How does the workflow resumption work?

Hello,

I am curious, how does the state of the workflow Java process get saved? Including local variables?

I assumed reflection is used to get fields and for them to be serialized. But how do you serialize local variables?

Is this a feature in Java and GoLang?

It is not really possible to serialize workflow state when it is blocked synchronously on an API call. It also could be prohibitively expensive to ship the whole state on every update in some cases. Another problem with serialization is that in Go, for example the majority of data structures are not serializable if they contain private fields.

So serialization is not used to recover state. Instead, event sourcing is used. All results of external API calls (which must be done only through APIs provided by the Temporal SDK) are recorded in the event history. Then on recovery, the workflow code is replayed from the beginning and all API call results are given from the recorded events. Assuming that the workflow code is deterministic it ends up in exactly the same state as it was before. This way only input and output arguments of activities, child workflows, and other Temporal SDK API calls have to be serializable.

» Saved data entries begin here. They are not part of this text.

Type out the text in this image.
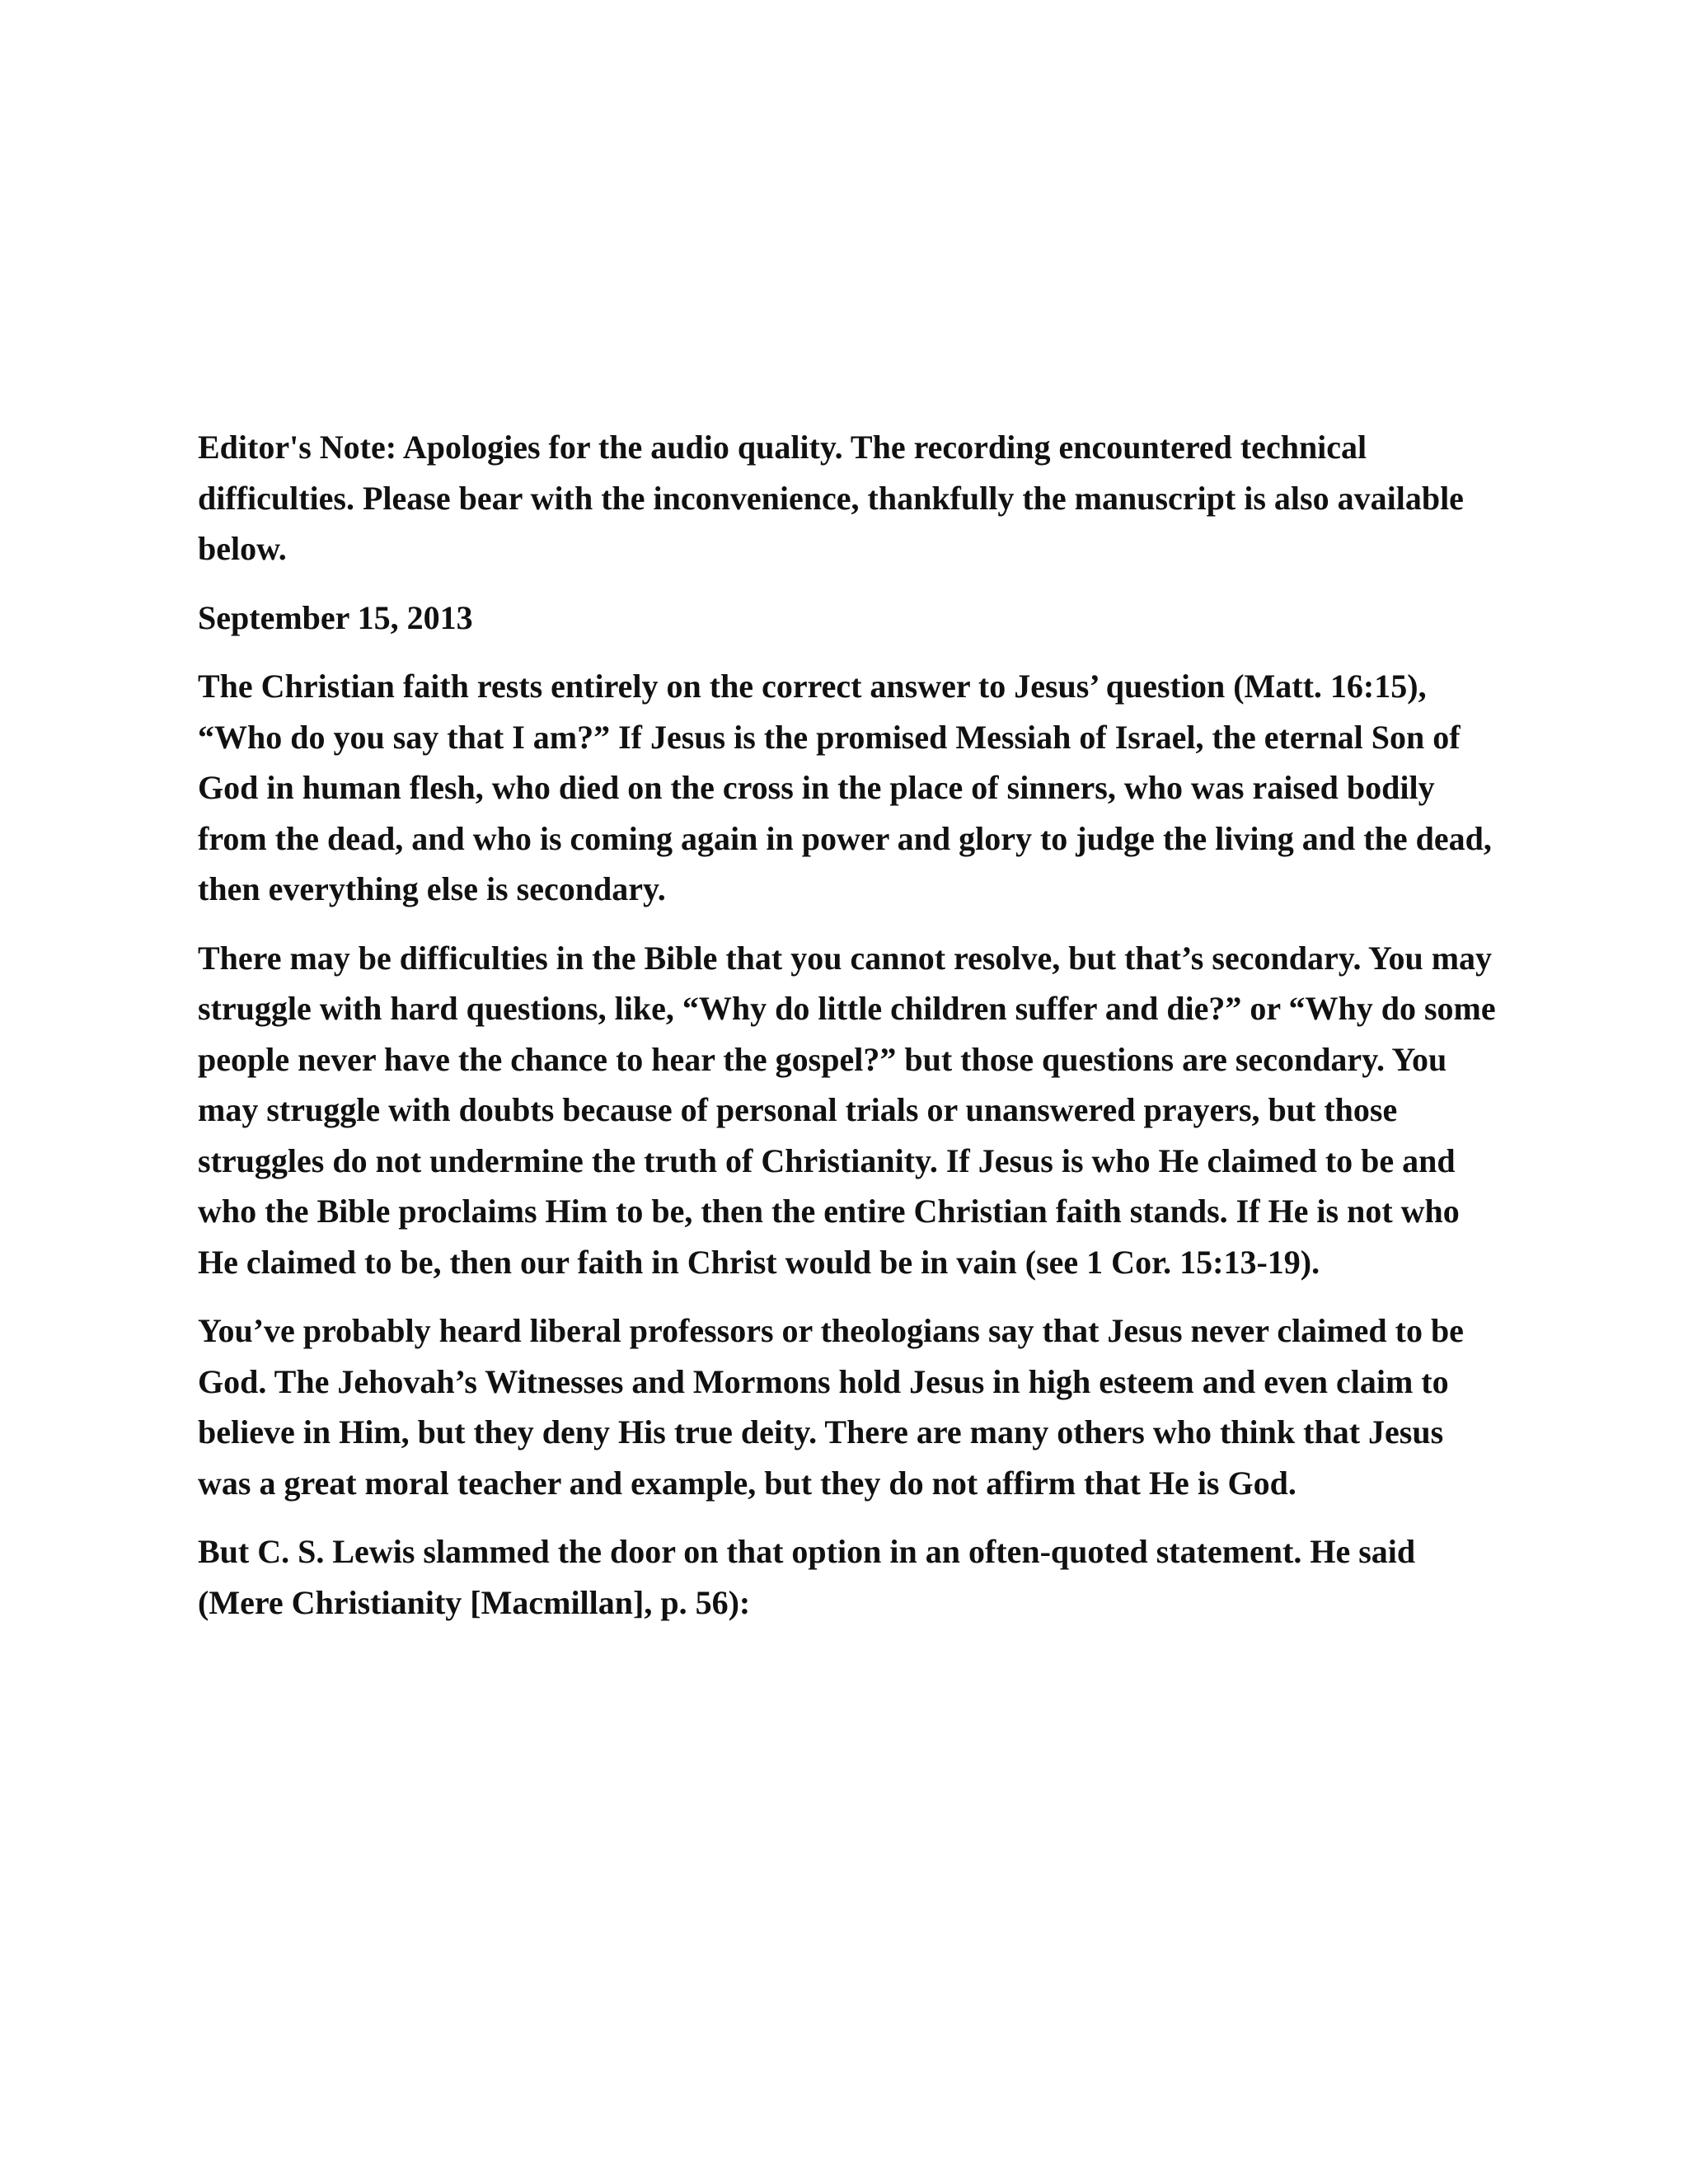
Editor's Note: Apologies for the audio quality. The recording encountered technical difficulties. Please bear with the inconvenience, thankfully the manuscript is also available below.

September 15, 2013

The Christian faith rests entirely on the correct answer to Jesus’ question (Matt. 16:15), “Who do you say that I am?” If Jesus is the promised Messiah of Israel, the eternal Son of God in human flesh, who died on the cross in the place of sinners, who was raised bodily from the dead, and who is coming again in power and glory to judge the living and the dead, then everything else is secondary.

There may be difficulties in the Bible that you cannot resolve, but that’s secondary. You may struggle with hard questions, like, “Why do little children suffer and die?” or “Why do some people never have the chance to hear the gospel?” but those questions are secondary. You may struggle with doubts because of personal trials or unanswered prayers, but those struggles do not undermine the truth of Christianity. If Jesus is who He claimed to be and who the Bible proclaims Him to be, then the entire Christian faith stands. If He is not who He claimed to be, then our faith in Christ would be in vain (see 1 Cor. 15:13-19).

You’ve probably heard liberal professors or theologians say that Jesus never claimed to be God. The Jehovah’s Witnesses and Mormons hold Jesus in high esteem and even claim to believe in Him, but they deny His true deity. There are many others who think that Jesus was a great moral teacher and example, but they do not affirm that He is God.

But C. S. Lewis slammed the door on that option in an often-quoted statement. He said (Mere Christianity [Macmillan], p. 56):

This presentation contains step by step explanation of the process starting from 14:55.

Thanks for that maxim, that cleared that up.

How is blocking implemented? In Java I assume you can do Object.wait(). How do you do this in Golang?

Golang blocks on a channel read.

Sorry to resurrect an old thread. Is it possible to point me to some places in the code where event sourcing is implemented? I am very curious about the timing of everything and how the source or truth is generated/updated. For example, current workflow state. Is the order:

  • external API call
  • event published to queue
  • separate process processes the event which 1) appends a record (row replay) and 2) updates a separate row (current application state)

I would recommend watching this Data@Scale 2017 talk that explains the recovery mechanism. It would be hard to point to a specific place in code as the whole platform works in unison to deliver the seamless recovery experience.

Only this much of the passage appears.